Cover

Kurzbeschreibung:

Schluss mit Liebe – Millionär gesucht! Diesen Vorsatz haben die drei Freundinnen Alex, Jess und Miranda gefasst, um auch einmal auf der Sonnenseite des Lebens zu stehen. In Nizza hat Jess einen dicken Fisch an der Angel. Wenn nur nicht dieser gutaussehende junge Mann wäre, der ständig ihren Weg kreuzt! Wie wird ihr Herz sich entscheiden...?

Lily Taylor

Millionär gesucht: Nizza


Roman


Edel Elements

1

Okay, sie würde es tun.

Entschlossen stieg Jessica von ihrem alten klapprigen Hollandrad und machte es an dem Fahrradständer neben dem Pier fest. Heute würde sie es tun. Ganz bestimmt. Also, vorausgesetzt, er kam ins Café.

Aber dann würde sie es tun.

Zu ihrer Linken breitete sich der Hafen von Nizza aus, ein wogendes Meer aus weißen Jachten und Segeln, die sich gemächlich in der milden Brise blähten. Es war nicht viel los um diese Tageszeit, so kurz nach Mittag. Die meisten Jachtbesitzer hatten sich unter Deck geflüchtet, um Siesta zu halten. Erst am späteren Nachmittag würde der übliche Rummel losgehen.

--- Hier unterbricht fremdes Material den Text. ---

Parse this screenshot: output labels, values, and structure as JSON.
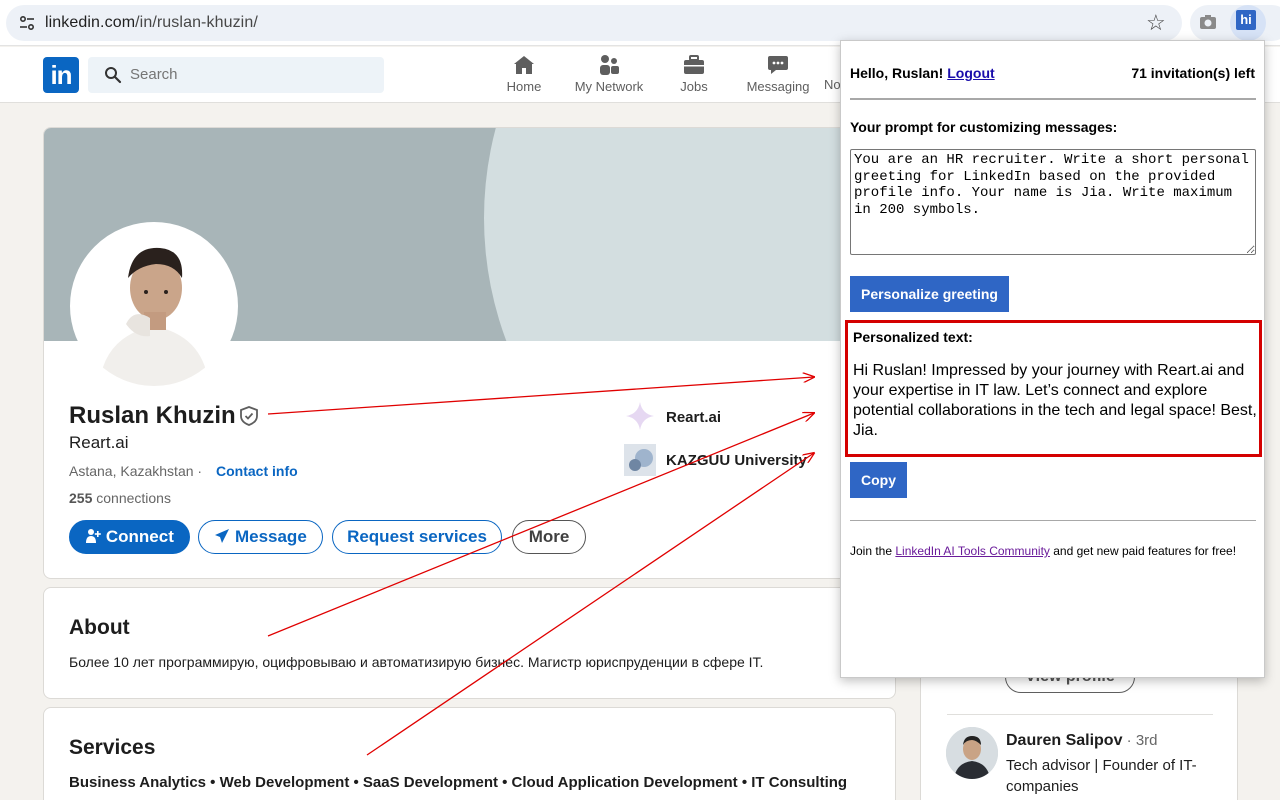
{
  "browser": {
    "url_host": "linkedin.com",
    "url_path": "/in/ruslan-khuzin/",
    "ext_label": "hi"
  },
  "nav": {
    "search_placeholder": "Search",
    "items": [
      {
        "label": "Home",
        "icon": "home-icon"
      },
      {
        "label": "My Network",
        "icon": "network-icon"
      },
      {
        "label": "Jobs",
        "icon": "briefcase-icon"
      },
      {
        "label": "Messaging",
        "icon": "messaging-icon"
      },
      {
        "label": "No",
        "icon": "notifications-icon"
      }
    ],
    "logo_text": "in"
  },
  "profile": {
    "name": "Ruslan Khuzin",
    "headline": "Reart.ai",
    "location": "Astana, Kazakhstan · ",
    "contact_info": "Contact info",
    "connections_count": "255",
    "connections_label": " connections",
    "buttons": {
      "connect": "Connect",
      "message": "Message",
      "request": "Request services",
      "more": "More"
    },
    "experience": [
      {
        "label": "Reart.ai"
      },
      {
        "label": "KAZGUU University"
      }
    ]
  },
  "about": {
    "title": "About",
    "text": "Более 10 лет программирую, оцифровываю и автоматизирую бизнес. Магистр юриспруденции в сфере IT."
  },
  "services": {
    "title": "Services",
    "text": "Business Analytics • Web Development • SaaS Development • Cloud Application Development • IT Consulting"
  },
  "sidebar": {
    "view_profile": "View profile",
    "person": {
      "name": "Dauren Salipov",
      "degree": " · 3rd",
      "title": "Tech advisor | Founder of IT-companies"
    }
  },
  "popup": {
    "hello": "Hello, Ruslan! ",
    "logout": "Logout",
    "invitations": "71 invitation(s) left",
    "prompt_label": "Your prompt for customizing messages:",
    "prompt_value": "You are an HR recruiter. Write a short personal greeting for LinkedIn based on the provided profile info. Your name is Jia. Write maximum in 200 symbols.",
    "personalize_button": "Personalize greeting",
    "result_label": "Personalized text:",
    "result_text": "Hi Ruslan! Impressed by your journey with Reart.ai and your expertise in IT law. Let’s connect and explore potential collaborations in the tech and legal space! Best, Jia.",
    "copy_button": "Copy",
    "join_prefix": "Join the ",
    "join_link": "LinkedIn AI Tools Community",
    "join_suffix": " and get new paid features for free!"
  },
  "colors": {
    "linkedin_blue": "#0a66c2",
    "popup_button": "#2f66c5",
    "highlight_border": "#d40000",
    "annotation_arrow": "#e00000"
  }
}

Das Café, in dem sie arbeitete, befand sich am Ende des Piers, auf einer kleinen Plattform direkt über dem Hafenbecken. Von der Terrasse aus konnte man die Marina überblicken und weit hinaus aufs Mittelmeer schauen, dessen sanfte Wellen ein beständiges Glitzern und Funkeln auf der Oberfläche erzeugten, welches an einen Teppich aus geschliffenen Diamanten erinnerte.

„Du siehst gut aus! Hast du irgendetwas mit deinen Haaren gemacht?“, bemerkte ihre Kollegin Linda ein wenig spitz, als sie im Waschraum aufeinandertrafen.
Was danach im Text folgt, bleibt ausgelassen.